More than 40 unions from 14 countries will participate in a one-day Trade Union Climate Summit in New York City on June 29th, 2015.  Hosted by 32BJ SEIU, approximately 25 unions from the US will be present, representing workers in energy, nursing and health care, public transport, food and retail, building services, as well as new organizing efforts among precarious workers in the New York City area. Roughly 30 allied organizations will also participate, including the Climate Justice Alliance, 350.org, and the Emerald Cities Collaborative.
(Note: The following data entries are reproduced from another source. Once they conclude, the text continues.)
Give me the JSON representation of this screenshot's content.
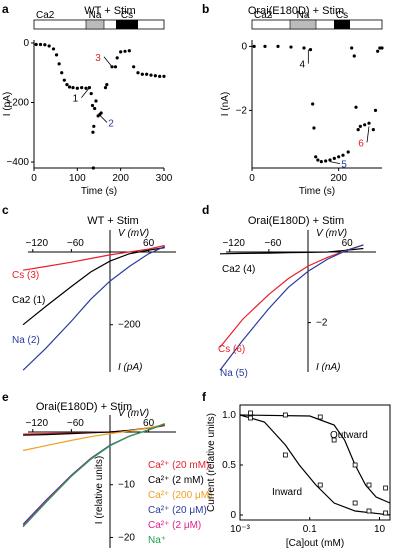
{
  "chart_data": [
    {
      "panel": "a",
      "type": "scatter",
      "title": "WT + Stim",
      "solution_bar": [
        "Ca2",
        "Na",
        "Cs"
      ],
      "xlabel": "Time (s)",
      "ylabel": "I (pA)",
      "xlim": [
        0,
        300
      ],
      "ylim": [
        -420,
        10
      ],
      "xticks": [
        "0",
        "100",
        "200",
        "300"
      ],
      "yticks": [
        "0",
        "−200",
        "−400"
      ],
      "points": [
        [
          5,
          -5
        ],
        [
          15,
          -5
        ],
        [
          25,
          -6
        ],
        [
          35,
          -10
        ],
        [
          45,
          -20
        ],
        [
          52,
          -40
        ],
        [
          58,
          -70
        ],
        [
          64,
          -100
        ],
        [
          70,
          -125
        ],
        [
          76,
          -140
        ],
        [
          82,
          -148
        ],
        [
          90,
          -150
        ],
        [
          100,
          -152
        ],
        [
          110,
          -150
        ],
        [
          120,
          -152
        ],
        [
          128,
          -150
        ],
        [
          132,
          -170
        ],
        [
          135,
          -210
        ],
        [
          136,
          -300
        ],
        [
          137,
          -420
        ],
        [
          138,
          -280
        ],
        [
          140,
          -220
        ],
        [
          143,
          -195
        ],
        [
          148,
          -245
        ],
        [
          152,
          -240
        ],
        [
          155,
          -235
        ],
        [
          165,
          -150
        ],
        [
          168,
          -140
        ],
        [
          180,
          -80
        ],
        [
          188,
          -80
        ],
        [
          192,
          -50
        ],
        [
          200,
          -30
        ],
        [
          210,
          -28
        ],
        [
          220,
          -26
        ],
        [
          230,
          -80
        ],
        [
          240,
          -100
        ],
        [
          250,
          -105
        ],
        [
          260,
          -105
        ],
        [
          270,
          -108
        ],
        [
          280,
          -110
        ],
        [
          290,
          -112
        ],
        [
          300,
          -112
        ]
      ],
      "annotations": [
        {
          "text": "1",
          "x": 128,
          "y": -150
        },
        {
          "text": "2",
          "x": 150,
          "y": -240
        },
        {
          "text": "3",
          "x": 180,
          "y": -80
        }
      ]
    },
    {
      "panel": "b",
      "type": "scatter",
      "title": "Orai(E180D) + Stim",
      "solution_bar": [
        "Ca2",
        "Na",
        "Cs"
      ],
      "xlabel": "Time (s)",
      "ylabel": "I (nA)",
      "xlim": [
        0,
        300
      ],
      "ylim": [
        -3.8,
        0.2
      ],
      "xticks": [
        "0",
        "200"
      ],
      "yticks": [
        "0",
        "−2"
      ],
      "points": [
        [
          5,
          0
        ],
        [
          30,
          0
        ],
        [
          60,
          0
        ],
        [
          90,
          -0.02
        ],
        [
          120,
          -0.05
        ],
        [
          135,
          -0.1
        ],
        [
          140,
          -1.8
        ],
        [
          143,
          -2.55
        ],
        [
          147,
          -3.45
        ],
        [
          152,
          -3.55
        ],
        [
          160,
          -3.6
        ],
        [
          170,
          -3.58
        ],
        [
          180,
          -3.55
        ],
        [
          190,
          -3.5
        ],
        [
          200,
          -3.45
        ],
        [
          210,
          -3.4
        ],
        [
          222,
          -3.3
        ],
        [
          230,
          -0.05
        ],
        [
          236,
          -0.3
        ],
        [
          240,
          -1.9
        ],
        [
          245,
          -2.6
        ],
        [
          250,
          -2.5
        ],
        [
          260,
          -2.45
        ],
        [
          270,
          -2.4
        ],
        [
          280,
          -2.6
        ],
        [
          285,
          -2.0
        ],
        [
          290,
          -0.15
        ],
        [
          295,
          -0.05
        ],
        [
          300,
          -0.05
        ]
      ],
      "annotations": [
        {
          "text": "4",
          "x": 130,
          "y": -0.1
        },
        {
          "text": "5",
          "x": 180,
          "y": -3.6
        },
        {
          "text": "6",
          "x": 270,
          "y": -2.5
        }
      ]
    },
    {
      "panel": "c",
      "type": "line",
      "title": "WT + Stim",
      "xlabel": "V (mV)",
      "ylabel": "I (pA)",
      "xlim": [
        -140,
        90
      ],
      "ylim": [
        -330,
        25
      ],
      "xticks": [
        "−120",
        "−60",
        "60"
      ],
      "yticks": [
        "−200"
      ],
      "series": [
        {
          "name": "Cs (3)",
          "color": "#e8202a",
          "x": [
            -135,
            -100,
            -60,
            -30,
            0,
            30,
            60,
            85
          ],
          "y": [
            -50,
            -40,
            -28,
            -18,
            -8,
            0,
            8,
            18
          ]
        },
        {
          "name": "Ca2 (1)",
          "color": "#000000",
          "x": [
            -135,
            -100,
            -60,
            -30,
            0,
            30,
            60,
            85
          ],
          "y": [
            -200,
            -150,
            -95,
            -55,
            -25,
            -5,
            5,
            12
          ]
        },
        {
          "name": "Na (2)",
          "color": "#2b3a9e",
          "x": [
            -135,
            -100,
            -60,
            -30,
            0,
            30,
            60,
            85
          ],
          "y": [
            -325,
            -265,
            -190,
            -130,
            -80,
            -40,
            -5,
            15
          ]
        }
      ]
    },
    {
      "panel": "d",
      "type": "line",
      "title": "Orai(E180D) + Stim",
      "xlabel": "V (mV)",
      "ylabel": "I (nA)",
      "xlim": [
        -140,
        90
      ],
      "ylim": [
        -3.4,
        0.3
      ],
      "xticks": [
        "−120",
        "−60",
        "60"
      ],
      "yticks": [
        "−2"
      ],
      "series": [
        {
          "name": "Ca2 (4)",
          "color": "#000000",
          "x": [
            -135,
            -100,
            -60,
            -30,
            0,
            30,
            60,
            85
          ],
          "y": [
            -0.05,
            -0.04,
            -0.03,
            -0.02,
            -0.01,
            0,
            0.05,
            0.1
          ]
        },
        {
          "name": "Cs (6)",
          "color": "#e8202a",
          "x": [
            -135,
            -100,
            -60,
            -30,
            0,
            30,
            60,
            85
          ],
          "y": [
            -2.7,
            -1.9,
            -1.2,
            -0.75,
            -0.4,
            -0.15,
            0.05,
            0.2
          ]
        },
        {
          "name": "Na (5)",
          "color": "#2b3a9e",
          "x": [
            -135,
            -100,
            -60,
            -30,
            0,
            30,
            60,
            85
          ],
          "y": [
            -3.35,
            -2.5,
            -1.6,
            -1.0,
            -0.55,
            -0.2,
            0.05,
            0.2
          ]
        }
      ]
    },
    {
      "panel": "e",
      "type": "line",
      "title": "Orai(E180D) + Stim",
      "xlabel": "V (mV)",
      "ylabel": "I (relative units)",
      "xlim": [
        -140,
        90
      ],
      "ylim": [
        -22,
        2
      ],
      "xticks": [
        "−120",
        "−60",
        "60"
      ],
      "yticks": [
        "−10",
        "−20"
      ],
      "series": [
        {
          "name": "Ca²⁺ (20 mM)",
          "color": "#e8202a",
          "x": [
            -135,
            -100,
            -60,
            -30,
            0,
            30,
            60,
            85
          ],
          "y": [
            -0.4,
            -0.3,
            -0.2,
            -0.1,
            0,
            0.3,
            0.7,
            1.2
          ]
        },
        {
          "name": "Ca²⁺ (2 mM)",
          "color": "#000000",
          "x": [
            -135,
            -100,
            -60,
            -30,
            0,
            30,
            60,
            85
          ],
          "y": [
            -0.6,
            -0.5,
            -0.3,
            -0.15,
            0,
            0.3,
            0.8,
            1.3
          ]
        },
        {
          "name": "Ca²⁺ (200 μM)",
          "color": "#f0a020",
          "x": [
            -135,
            -100,
            -60,
            -30,
            0,
            30,
            60,
            85
          ],
          "y": [
            -3.5,
            -2.6,
            -1.6,
            -0.9,
            -0.3,
            0.2,
            0.8,
            1.4
          ]
        },
        {
          "name": "Ca²⁺ (20 μM)",
          "color": "#2b3a9e",
          "x": [
            -135,
            -100,
            -60,
            -30,
            0,
            30,
            60,
            85
          ],
          "y": [
            -17.5,
            -13,
            -8.2,
            -5,
            -2.5,
            -0.8,
            0.4,
            1.5
          ]
        },
        {
          "name": "Ca²⁺ (2 μM)",
          "color": "#e0208a",
          "x": [
            -135,
            -100,
            -60,
            -30,
            0,
            30,
            60,
            85
          ],
          "y": [
            -17.8,
            -13.2,
            -8.3,
            -5.1,
            -2.6,
            -0.8,
            0.4,
            1.5
          ]
        },
        {
          "name": "Na⁺",
          "color": "#20a050",
          "x": [
            -135,
            -100,
            -60,
            -30,
            0,
            30,
            60,
            85
          ],
          "y": [
            -18,
            -13.4,
            -8.4,
            -5.2,
            -2.6,
            -0.8,
            0.4,
            1.6
          ]
        }
      ]
    },
    {
      "panel": "f",
      "type": "scatter",
      "xlabel": "[Ca]out (mM)",
      "ylabel": "Current (relative units)",
      "xscale": "log",
      "xlim": [
        0.001,
        20
      ],
      "ylim": [
        -0.05,
        1.1
      ],
      "xticks": [
        "10⁻³",
        "0.1",
        "10"
      ],
      "yticks": [
        "0",
        "0.5",
        "1.0"
      ],
      "curve_labels": [
        "Outward",
        "Inward"
      ],
      "series": [
        {
          "name": "Outward",
          "x": [
            0.002,
            0.02,
            0.2,
            0.5,
            2,
            5,
            15
          ],
          "y": [
            1.02,
            1.0,
            0.98,
            0.75,
            0.5,
            0.3,
            0.27
          ],
          "fit": [
            [
              0.001,
              1.0
            ],
            [
              0.1,
              0.99
            ],
            [
              0.5,
              0.9
            ],
            [
              1,
              0.75
            ],
            [
              2,
              0.5
            ],
            [
              4,
              0.3
            ],
            [
              8,
              0.18
            ],
            [
              20,
              0.12
            ]
          ]
        },
        {
          "name": "Inward",
          "x": [
            0.002,
            0.02,
            0.2,
            2,
            5,
            15
          ],
          "y": [
            0.97,
            0.6,
            0.3,
            0.12,
            0.04,
            0.02
          ],
          "fit": [
            [
              0.001,
              1.0
            ],
            [
              0.005,
              0.93
            ],
            [
              0.02,
              0.7
            ],
            [
              0.05,
              0.5
            ],
            [
              0.15,
              0.3
            ],
            [
              0.5,
              0.12
            ],
            [
              2,
              0.04
            ],
            [
              20,
              0.0
            ]
          ]
        }
      ]
    }
  ]
}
A full list of registered participants is here.

Why a summit?

The summit is being organized nine months after the massive People’s Climate March on September 21, 2014, and just 5 months before the ‘last chance’ UN climate negotiations (COP 21) in Paris in early December 2015. Unions and close allies will come together in New York determined to find ways to help better connect the rising climate movement with the growing global struggle against austerity and inequality.  Unions have been playing an important role in both movements, but in most instances fighting for climate protection (read: people protection) and building opposition to austerity, low pay and precarious work remain separate struggles. But the potential for building a new and tranformational ‘climate and class movement’ appears to be growing.

This potential seems particularly visible in Southern Europe where the left has won impressive electoral victories in recent months. Importantly, this is a left for which atmospheric and ecological degradation is not an afterthought, but a central question that reveals a basic truth: we live in a political economy that takes but does not give back. Both nature and labor are inseparable, and both are treated as a ‘resource’ from which value is extracted as needed and then dumped.

The June 29 summit in New York will hear from unions from Greece (Thessaloniki water workers) and Spain (Comisiones Obreras) as well as from Italy (CGIL) where the traditional political parties are also losing support. With an eye on the Paris climate talks, the summit will hear from two representatives from the main French trade union federation (CGT) regarding the preparations for the events around COP21.  The UN climate meetings have been the scene of large mobilizations in recent years, particularly Copenhagen in late 2009 and Durban in late 2011.